A Transformação das Molduras Sociais

Em um mundo em constante mutação, onde as distinções sociais se tornaram tão difusas quanto a fumaça que escapa de uma pizza amolecida, assistimos a um curioso espetáculo cotidiano: a interação entre Dona Florinda e o entregador de comida. Um retrato da nossa era, onde hierarquias líquidas flutuam como ondas, deixando para trás as antigas normas de etiqueta e comportamento polido. Não é mais o dinheiro que determina os contornos da sociedade, mas sim a capacidade de pedir uma refeição através de um aplicativo.

Remontando aos tempos em que os princípios da etiqueta davam as cartas, havia um teatro de formalidades que evocava uma dança social coreografada. Porém, devemos admitir que esses preceitos eram aplicados somente entre aqueles que se reconheciam como membros de uma mesma casta. A horizontalidade social, ou a falta dela, definia o escopo das boas maneiras. O grito se resguardava para a empregada, o respeito era atrelado à escritura do imóvel, e a harmonia resultava de um jogo de egos e endereços.

Contudo, o mundo tomou um giro inesperado, e as molduras sociais que outrora delineavam as interações desbotaram. Não é mais necessário um brasão de linhagem ou um título de nobreza para obter reserva em um restaurante caro. Hoje, um influenciador digital pode ser mais bem-visto do que um descendente de uma linhagem centenária. O neologismo "precariado" emerge para descrever aqueles que, apesar de escolarizados, se sentem inseguros e estão sempre à beira de um abismo financeiro.

Ao fazer um pedido por aplicativo, a realidade se dissolve e a fantasia toma conta. Somos instantaneamente transportados para uma cena de refinamento aristocrático, mas a chegada da comida amolece a ilusão. Como Dona Florinda, cercada por pizzas e sanduíches, nossos pequenos momentos de soberania são seguidos pela dura realidade da igualdade material.
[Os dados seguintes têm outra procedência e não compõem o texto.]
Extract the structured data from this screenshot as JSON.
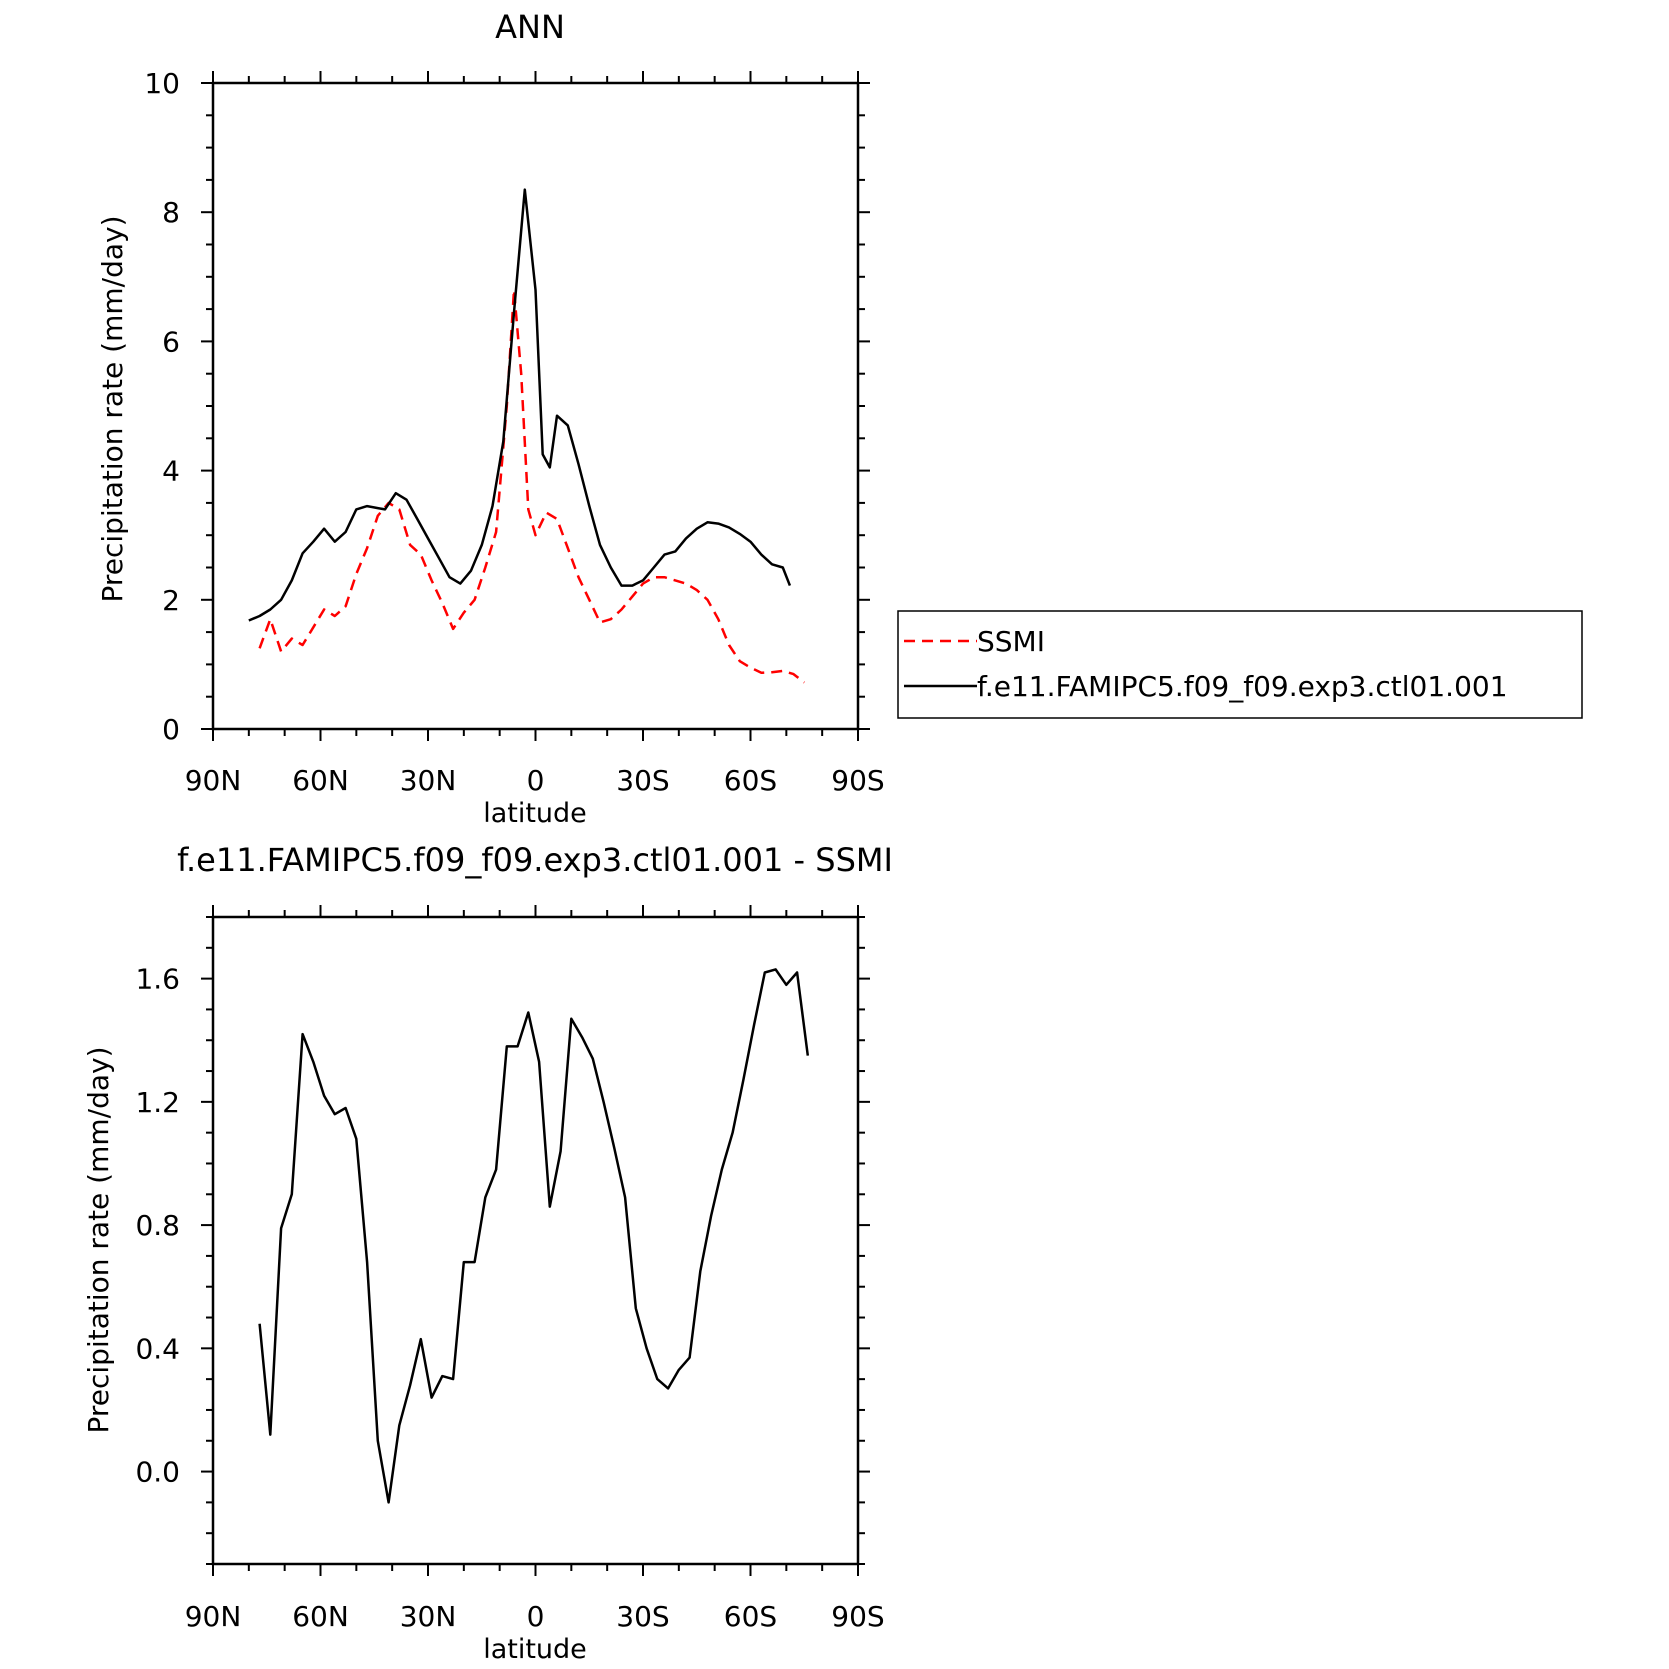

O mundo pode estar de cabeça para baixo, mas o dilema persiste: como nos mantermos separados da plebe?

A busca por uma identidade única se torna uma necessidade premente. Em um cenário onde os brasões são substituídos por carros, casas e contas bancárias, a distinção social se agarra a objetos tangíveis. Os trajes formais dão lugar ao conforto do moletom, e a cena se repete: o entregador chega, e a narrativa de superioridade ressurge. Dona Florinda, com sua pequena pensão e seus delírios de grandiosidade, encontra conforto na humilhação de seus iguais, reafirmando sua posição de "especial".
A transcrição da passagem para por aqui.